First, let's calculate the heat required to raise the temperature of the solid isopropyl alcohol from -120°C to its melting point of -89°C using the specific heat of the solid phase:
Q1 = mass × specific heat of solid × temperature change
= 70 g × 12.72 J/g-°C × (−89°C − (−120°C))
= 70 g × 12.72 J/g-°C × 31°C
= 27468 J
Next, we need to calculate the heat required to melt the solid isopropyl alcohol into liquid form:
Q2 = mass × heat fusion
= 70 g × 88 J/g
= 6160 J
Afterward, we need to calculate the heat required to raise the temperature of the liquid isopropyl alcohol from its melting point (-89°C) to its boiling point (82.6°C) using the specific heat of the liquid phase:
Q3 = mass × specific heat of liquid × temperature change
= 70 g × 2.68 J/g-°C × (82.6°C − (−89°C))

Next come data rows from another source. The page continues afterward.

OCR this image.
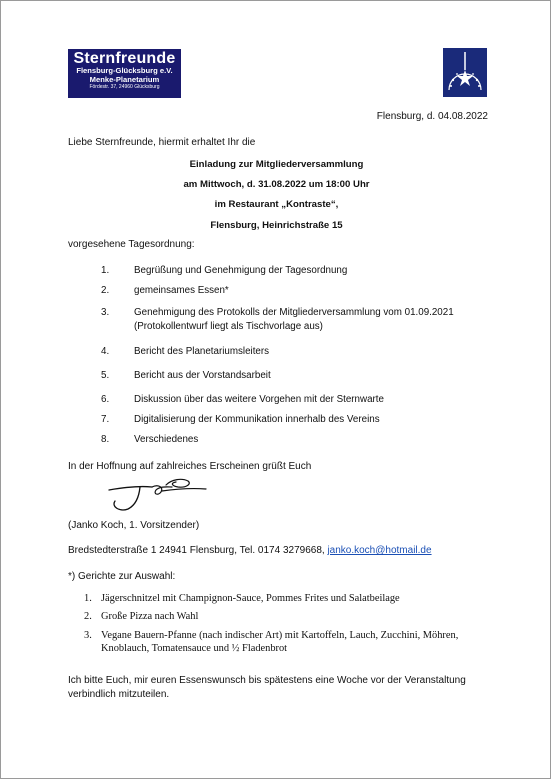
Sternfreunde
Flensburg-Glücksburg e.V.
Menke-Planetarium
Fördestr. 37, 24960 Glücksburg
Flensburg, d. 04.08.2022
Liebe Sternfreunde, hiermit erhaltet Ihr die
Einladung zur Mitgliederversammlung
am Mittwoch, d. 31.08.2022 um 18:00 Uhr
im Restaurant „Kontraste“,
Flensburg, Heinrichstraße 15
vorgesehene Tagesordnung:
1.	Begrüßung und Genehmigung der Tagesordnung
2.	gemeinsames Essen*
3.	Genehmigung des Protokolls der Mitgliederversammlung vom 01.09.2021
(Protokollentwurf liegt als Tischvorlage aus)
4.	Bericht des Planetariumsleiters
5.	Bericht aus der Vorstandsarbeit
6.	Diskussion über das weitere Vorgehen mit der Sternwarte
7.	Digitalisierung der Kommunikation innerhalb des Vereins
8.	Verschiedenes
In der Hoffnung auf zahlreiches Erscheinen grüßt Euch
(Janko Koch, 1. Vorsitzender)
Bredstedterstraße 1 24941 Flensburg, Tel. 0174 3279668, janko.koch@hotmail.de
*) Gerichte zur Auswahl:
1. Jägerschnitzel mit Champignon-Sauce, Pommes Frites und Salatbeilage
2. Große Pizza nach Wahl
3. Vegane Bauern-Pfanne (nach indischer Art) mit Kartoffeln, Lauch, Zucchini, Möhren, Knoblauch, Tomatensauce und ½ Fladenbrot
Ich bitte Euch, mir euren Essenswunsch bis spätestens eine Woche vor der Veranstaltung verbindlich mitzuteilen.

= 70 g × 2.68 J/g-°C × 171.6°C
= 31873.76 J
Lastly, we need to calculate the heat required to vaporize the liquid isopropyl alcohol into gaseous form:
Q4 = mass × heat of vaporization
= 70 g × 733.33 J/g
= 51333.1 J
To find the total heat required for the entire transformation, we sum up the individual heat values:
Total Heat = Q1 + Q2 + Q3 + Q4
= 27468 J + 6160 J + 31873.76 J + 51333.1 J
= 116834.86 J
Therefore, the total heat necessary to change 70 g of solid isopropyl alcohol at -120°C to gaseous isopropyl alcohol at 82.6°C is approximately 116834.86 J.
To determine the total heat necessary to change 70 g of solid isopropyl alcohol at -120°C to gaseous isopropyl alcohol at 82.6°C, we need to consider the various steps involved in the process and calculate the heat for each step separately.
Step 1: Heating the solid isopropyl alcohol from -120°C to its melting point.
We'll use the formula: Q = m * C * ΔT
where:
Q is the heat required (in joules),
m is the mass of the substance (in grams),
C is the specific heat of the solid form (in J/g-°C), and
ΔT is the change in temperature (in °C).
Q1 = 70 g * 12.72 J/g-°C * ((0°C) - (-120°C))
Q1 = 70 g * 12.72 J/g-°C * 120°C
Q1 = 106,848 J
Step 2: Melting the isopropyl alcohol at its melting point.
We'll use the formula: Q = m * ΔHf
where:
Q is the heat required (in joules),
m is the mass of the substance (in grams), and
ΔHf is the heat of fusion (in J/g).
Q2 = 70 g * 88 J/g
Q2 = 6,160 J
Step 3: Heating the liquid isopropyl alcohol from its melting point to its boiling point.
Q3 = 70 g * 2.68 J/g-°C * (82.6°C - 0°C)
Q3 = 15,368 J
Step 4: Vaporizing the liquid isopropyl alcohol at its boiling point.
Q4 = 70 g * 733.33 J/g
Q4 = 51,333.1 J
Step 5: Heating the gaseous isopropyl alcohol from its boiling point to 82.6°C.
Q5 = 70 g * 1.54 J/g-°C * (82.6°C - 0°C)
Q5 = 8,200.44 J
Total heat required = Q1 + Q2 + Q3 + Q4 + Q5
Total heat required = 106,848 J + 6,160 J + 15,368 J + 51,333.1 J + 8,200.44 J
Total heat required ≈ 188,909.54 J
Therefore, the heat necessary to change 70 g of solid isopropyl alcohol at -120°C to gaseous isopropyl alcohol at 82.6°C is approximately 188,909.54 J.